- Born: Michael Charles Glennon 13 May 1944 Preston, Victoria, Australia
- Died: 1 January 2014 (aged 69) Hopkins Correctional Centre, Ararat, Australia
- Occupation: Priest
- Known for: Abuse of children
- Allegiance: Catholic Church
- Criminal charge: Child molester
- Penalty: 33 ½ years imprisonment with a non-parole period of 26 ½ years

= Michael Glennon (former priest) =

Australian laicised Catholic priest and sex offender (1944–2014)

Michael Charles Glennon (13 May 1944 - 1 January 2014) was an Australian convicted child molester and former Roman Catholic priest, the subject of one of the most notorious clergy sex abuse cases in Australia. Glennon ran a youth camp in Lancefield, Victoria, where most of the abuse took place.

Glennon was convicted of sexually abusing 15 children in court cases spanning 25 years and was serving a 33½ year prison term with a non-parole period of 26½ years. Glennon died in prison on 1 January 2014, aged 69.

==Life==
Glennon was born in Preston, a working-class suburb of Melbourne, one of 10 siblings.

In 1971, he was ordained to the priesthood and was an assistant priest at St Monica's in Moonee Ponds, where he and his Labrador Retriever were popular with "hundreds" of children. He soon launched his youth camp, Karaglen, on 16 hectares of bushland outside of Lancefield. Over the years, it would grow from tents to a few huts and a hall with a private bedroom for Glennon. Billed as the Peaceful Hand Youth Foundation, it centred on a mix of karate (Glennon claimed to have a black belt) and Catholic liturgy.

Glennon transferred in 1977 to St Gabriel's in Reservoir, Victoria, but left after a year. In 1979, the church withdrew his right to be an active priest, but had no control over his activities at the camp. In 1998, he was formally laicised by the church. The church claims that defamation law prevented them from acting to expose him. Glennon continued to preach, ministering to a congregation from his home in Thornbury. The congregation included poor and Aboriginal families.

Glennon's charisma and religious devotion endeared him to many parents, who allowed their children to go with Glennon on overnight trips or even sleep in his bed, many years after his first charges. Children invited to these assignations suspected nothing and many long kept their silence. A victim testified in 1986 that Glennon said he had "lost count" of the children he had assaulted.

==Trials==
In 1978 Glennon was convicted of indecently assaulting a 10-year-old girl. He was sentenced to two years in prison, and served seven months before being paroled; he continued to run the camp, where he was often the only adult present.

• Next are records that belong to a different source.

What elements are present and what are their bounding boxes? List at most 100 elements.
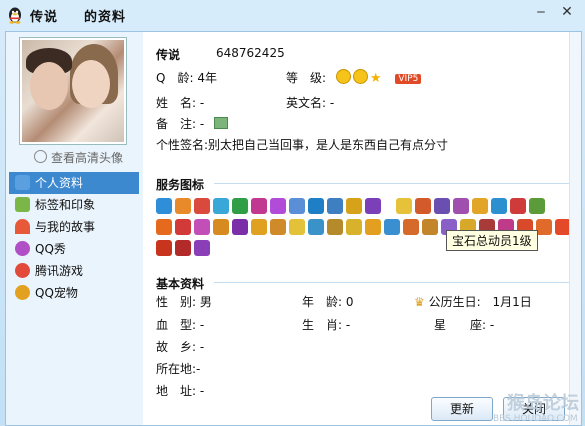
tag-icon: [15, 197, 30, 212]
age-label: 年 龄:: [302, 295, 343, 309]
avatar-photo: [22, 40, 124, 142]
title-bar: 传说 的资料 ‒ ✕: [0, 0, 585, 30]
service-icon[interactable]: [396, 198, 412, 214]
sidebar-item-qqshow[interactable]: QQ秀: [9, 238, 139, 260]
service-icon[interactable]: [156, 219, 172, 235]
service-icon[interactable]: [270, 219, 286, 235]
constellation-value: -: [489, 318, 495, 332]
nickname: 传说: [156, 48, 181, 62]
location-label: 所在地:: [156, 362, 197, 376]
vip-badge[interactable]: VIP5: [395, 74, 422, 84]
note-value: -: [199, 117, 205, 131]
birthday-value: 1月1日: [492, 295, 532, 309]
watermark-url: BBS.HOUDAO.COM: [493, 414, 578, 424]
sun-level-icon: [352, 69, 368, 84]
service-icon[interactable]: [472, 198, 488, 214]
service-icon[interactable]: [232, 198, 248, 214]
service-icon[interactable]: [422, 219, 438, 235]
blood-value: -: [199, 318, 205, 332]
service-icon[interactable]: [346, 198, 362, 214]
hometown-value: -: [199, 340, 205, 354]
service-icon[interactable]: [213, 219, 229, 235]
avatar[interactable]: [19, 37, 127, 145]
service-icon[interactable]: [175, 198, 191, 214]
service-icon[interactable]: [270, 198, 286, 214]
qq-age-label: Q 龄:: [156, 71, 194, 85]
service-icon[interactable]: [232, 219, 248, 235]
sidebar-item-label: 腾讯游戏: [35, 264, 84, 278]
sidebar-item-pet[interactable]: QQ宠物: [9, 282, 139, 304]
sun-level-icon: [335, 69, 351, 84]
refresh-button[interactable]: 更新: [431, 397, 493, 421]
basic-info-title: 基本资料: [156, 277, 205, 291]
qq-penguin-icon: [9, 7, 21, 24]
sidebar-item-tags[interactable]: 标签和印象: [9, 194, 139, 216]
service-icon[interactable]: [365, 198, 381, 214]
sidebar-item-label: 与我的故事: [35, 220, 96, 234]
service-icon[interactable]: [251, 219, 267, 235]
english-name-value: -: [329, 96, 335, 110]
service-icon[interactable]: [289, 198, 305, 214]
service-icon[interactable]: [156, 198, 172, 214]
sidebar-item-profile[interactable]: 个人资料: [9, 172, 139, 194]
service-icon[interactable]: [327, 198, 343, 214]
service-icon[interactable]: [415, 198, 431, 214]
qq-number: 648762425: [216, 46, 285, 60]
crown-icon: ♛: [414, 295, 425, 309]
service-icon[interactable]: [251, 198, 267, 214]
service-icon[interactable]: [453, 198, 469, 214]
level-label: 等 级:: [286, 71, 327, 85]
view-hd-avatar-link[interactable]: 查看高清头像: [34, 149, 123, 166]
gender-value: 男: [199, 295, 212, 309]
address-value: -: [199, 384, 205, 398]
service-icon[interactable]: [346, 219, 362, 235]
note-label: 备 注:: [156, 117, 197, 131]
blood-label: 血 型:: [156, 318, 197, 332]
service-icon[interactable]: [308, 198, 324, 214]
magnifier-icon: [34, 150, 47, 163]
service-icon[interactable]: [529, 198, 545, 214]
service-icon[interactable]: [510, 198, 526, 214]
title-nickname: 传说: [30, 10, 59, 25]
service-icon[interactable]: [403, 219, 419, 235]
service-icon[interactable]: [289, 219, 305, 235]
service-icon[interactable]: [156, 240, 172, 256]
tooltip: 宝石总动员1级: [446, 230, 538, 251]
address-label: 地 址:: [156, 384, 197, 398]
sidebar-nav: 个人资料 标签和印象 与我的故事 QQ秀 腾讯游戏 QQ宠物: [9, 172, 139, 304]
service-icon[interactable]: [327, 219, 343, 235]
sidebar-item-label: 个人资料: [35, 176, 84, 190]
close-window-button[interactable]: ✕: [558, 4, 576, 20]
service-icons-title: 服务图标: [156, 178, 205, 192]
service-icon[interactable]: [384, 219, 400, 235]
sidebar-item-games[interactable]: 腾讯游戏: [9, 260, 139, 282]
game-icon: [15, 263, 30, 278]
qqshow-icon: [15, 241, 30, 256]
service-icon[interactable]: [434, 198, 450, 214]
zodiac-label: 生 肖:: [302, 318, 343, 332]
sidebar: 查看高清头像 个人资料 标签和印象 与我的故事 QQ秀 腾讯游戏 QQ宠物: [6, 32, 143, 425]
sidebar-item-label: 标签和印象: [35, 198, 96, 212]
service-icon[interactable]: [365, 219, 381, 235]
scrollbar[interactable]: [569, 32, 581, 425]
service-icon[interactable]: [194, 219, 210, 235]
sidebar-item-stories[interactable]: 与我的故事: [9, 216, 139, 238]
birthday-label: 公历生日:: [428, 295, 481, 309]
divider: [214, 282, 576, 283]
service-icon[interactable]: [536, 219, 552, 235]
sidebar-item-label: QQ秀: [35, 242, 66, 256]
service-icon[interactable]: [194, 198, 210, 214]
qq-age-value: 4年: [197, 71, 217, 85]
edit-note-icon[interactable]: [214, 117, 229, 129]
star-level-icon: ★: [369, 71, 382, 86]
service-icon[interactable]: [175, 219, 191, 235]
name-label: 姓 名:: [156, 96, 197, 110]
service-icon[interactable]: [308, 219, 324, 235]
name-value: -: [199, 96, 205, 110]
service-icon[interactable]: [213, 198, 229, 214]
service-icon[interactable]: [194, 240, 210, 256]
minimize-button[interactable]: ‒: [532, 4, 550, 20]
service-icon[interactable]: [491, 198, 507, 214]
location-value: -: [196, 362, 201, 376]
service-icon[interactable]: [175, 240, 191, 256]
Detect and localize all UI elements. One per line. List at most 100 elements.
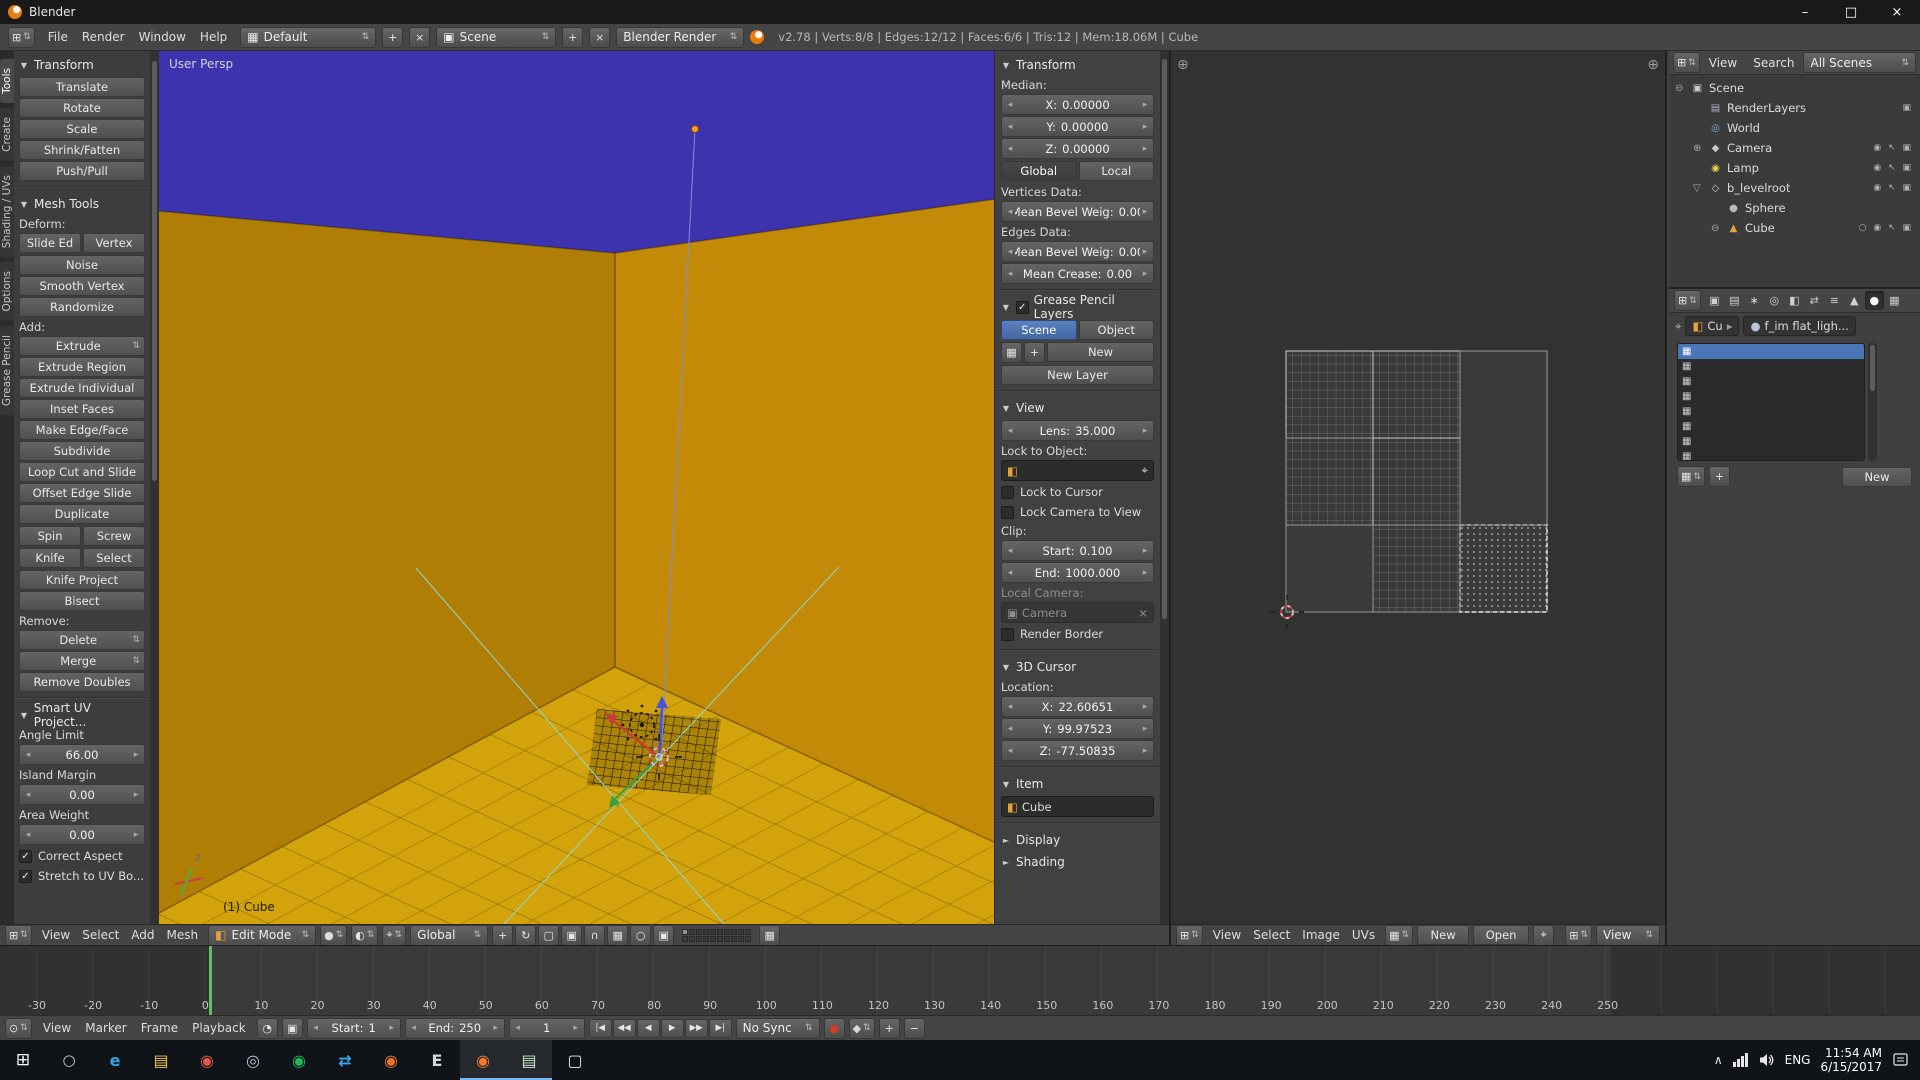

In 1984 he was acquitted of raping two boys, aged 11 and 13. In 1985 Glennon was charged with raping five boys and one girl, aged 12 to 16, all of them visitors to his camp during 1978–80. The trial was delayed by several years due to the publication of Glennon's prior conviction by Derryn Hinch. He was prosecuted by Crown Prosecutor Meryl Sexton, later appointed a Judge of the County Court of Victoria. In 1991, Glennon was found guilty of five charges including indecent assault, attempted buggery of a boy under 14 years, and buggery with violence.

He appealed his own conviction to the High Court, which found that despite the publicity, the trial was not unfair. The ruling overturned an acquittal by the Court of Criminal Appeal, and Glennon was sent to prison for seven years with a five-year minimum.

In 1999, Glennon was convicted on 24 further charges. These convictions were only made public after his final conviction in October 2003, where Glennon was found guilty of another 23 offences against children, including rape, indecent assault, gross indecency, sexually penetrating a child under the age of 16 and sexually penetrating a child under the age of 10. These assaults took place between 1986 and 1991, while he was free during the litigation of his case and that of Derryn Hinch. He was sentenced to an effective total of 22 years in jail with a minimum of 15 years; he was described as "evil and callous" by the sentencing judge, to applause from the victims and their supporters.

==Death==
Glennon was found dead in his cell at Hopkins Correctional Centre in Ararat, Victoria, on 1 January 2014. Aged 69, he is believed to have died of natural causes. He would have been eligible for parole in 2018.